To the extent that we can characterize these bound states as stable, we can imagine extremely complicated Feynman diagrams that modify the colors of the snuarks. According to the assumptions we made about the mass interaction in the previous post, even these extremely complicated Feynman diagrams will be classified into one of the three color permutation group elements, “I”, “J”, or “K”.

In order to allow us to add two Feynman diagrams together, we need to make sure that they have the same input and output states. For qubits, this means that we need to assume that the initial and final state times are the same. So let’s assume that the Feynman diagrams all have a time T between their initial and final states. We want T to be short compared to the decay times of the states we are studying, but long enough for the Feynman diagrams to reach “stability”.

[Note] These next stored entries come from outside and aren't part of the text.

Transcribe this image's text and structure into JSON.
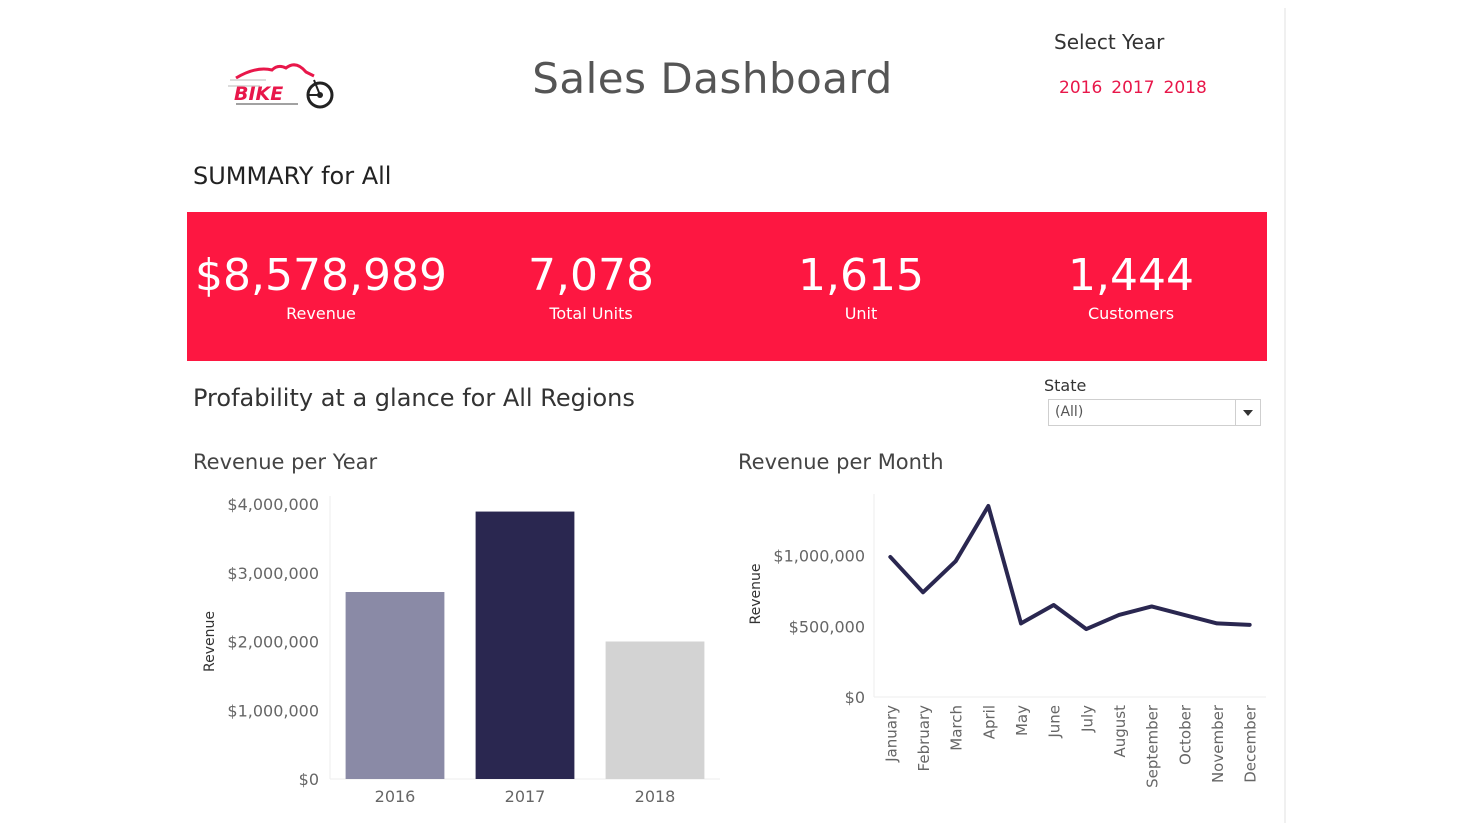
{
  "header": {
    "title": "Sales Dashboard",
    "logo_text": "BIKE",
    "year_filter_label": "Select Year",
    "year_options": [
      "2016",
      "2017",
      "2018"
    ],
    "accent_color": "#e8174a"
  },
  "summary": {
    "title": "SUMMARY for All",
    "band_color": "#fd1741",
    "kpis": [
      {
        "value": "$8,578,989",
        "label": "Revenue"
      },
      {
        "value": "7,078",
        "label": "Total Units"
      },
      {
        "value": "1,615",
        "label": "Unit"
      },
      {
        "value": "1,444",
        "label": "Customers"
      }
    ]
  },
  "profitability": {
    "title": "Profability at a glance for All Regions",
    "state_filter": {
      "label": "State",
      "value": "(All)",
      "icon": "chevron-down-icon"
    }
  },
  "chart_data": [
    {
      "type": "bar",
      "title": "Revenue per Year",
      "ylabel": "Revenue",
      "categories": [
        "2016",
        "2017",
        "2018"
      ],
      "values": [
        2720000,
        3890000,
        2000000
      ],
      "colors": [
        "#8a8aa6",
        "#2a2750",
        "#d3d3d3"
      ],
      "ylim": [
        0,
        4000000
      ],
      "yticks": [
        0,
        1000000,
        2000000,
        3000000,
        4000000
      ],
      "ytick_labels": [
        "$0",
        "$1,000,000",
        "$2,000,000",
        "$3,000,000",
        "$4,000,000"
      ],
      "grid": false
    },
    {
      "type": "line",
      "title": "Revenue per Month",
      "ylabel": "Revenue",
      "categories": [
        "January",
        "February",
        "March",
        "April",
        "May",
        "June",
        "July",
        "August",
        "September",
        "October",
        "November",
        "December"
      ],
      "values": [
        990000,
        740000,
        960000,
        1350000,
        520000,
        650000,
        480000,
        580000,
        640000,
        580000,
        520000,
        510000
      ],
      "color": "#2a2750",
      "ylim": [
        0,
        1350000
      ],
      "yticks": [
        0,
        500000,
        1000000
      ],
      "ytick_labels": [
        "$0",
        "$500,000",
        "$1,000,000"
      ],
      "grid": false
    }
  ]
}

Each of the complicated “I” type Feynman diagram has the same three incoming propagators and the same three outgoing propagators. So just like the JK and KJ (LRL) Feynman diagrams, we can combine all these various “I” Feynman diagrams into a single equivalent diagram. This diagram will look just like the JK or KJ diagrams in the illustration at the top of this post, but the complex scalar amplitude could be different.

The same thing can be done with the “J” and “K” type Feynman diagrams. Thus we end up with three infinite collections of Feynman diagrams. We sum over each group. This turns each infinite set of Feynman diagrams into a single effective Feynman diagram of the “I”, “J”, or “K” type, each with a single complex amplitude. We will call the scalar amplitude I, J, or K. For example, the I amplitude is given by an infinite series of diagrams that looks like this: In choosing the time between initial and final states T, we wanted the time to be long enough that the Feynman diagrams reached “stability”. Now we see what we mean by this. T needs to be long enough that the sum over the Feynman diagrams, when reduced to the three complex numbers I, J, and K, does not depend much on T. In other words, we want there to be no detailed information on the exact time delay T in the number I, J, and K.

If the sums for the various bound states we are modeling are periodic, this might not be possible. Then we require that T be a multiple (or arbitrarily close to a multiple) of all these periods, and we wish to have T be large enough that when it is increased by another such period, the Feynman sums do not change much.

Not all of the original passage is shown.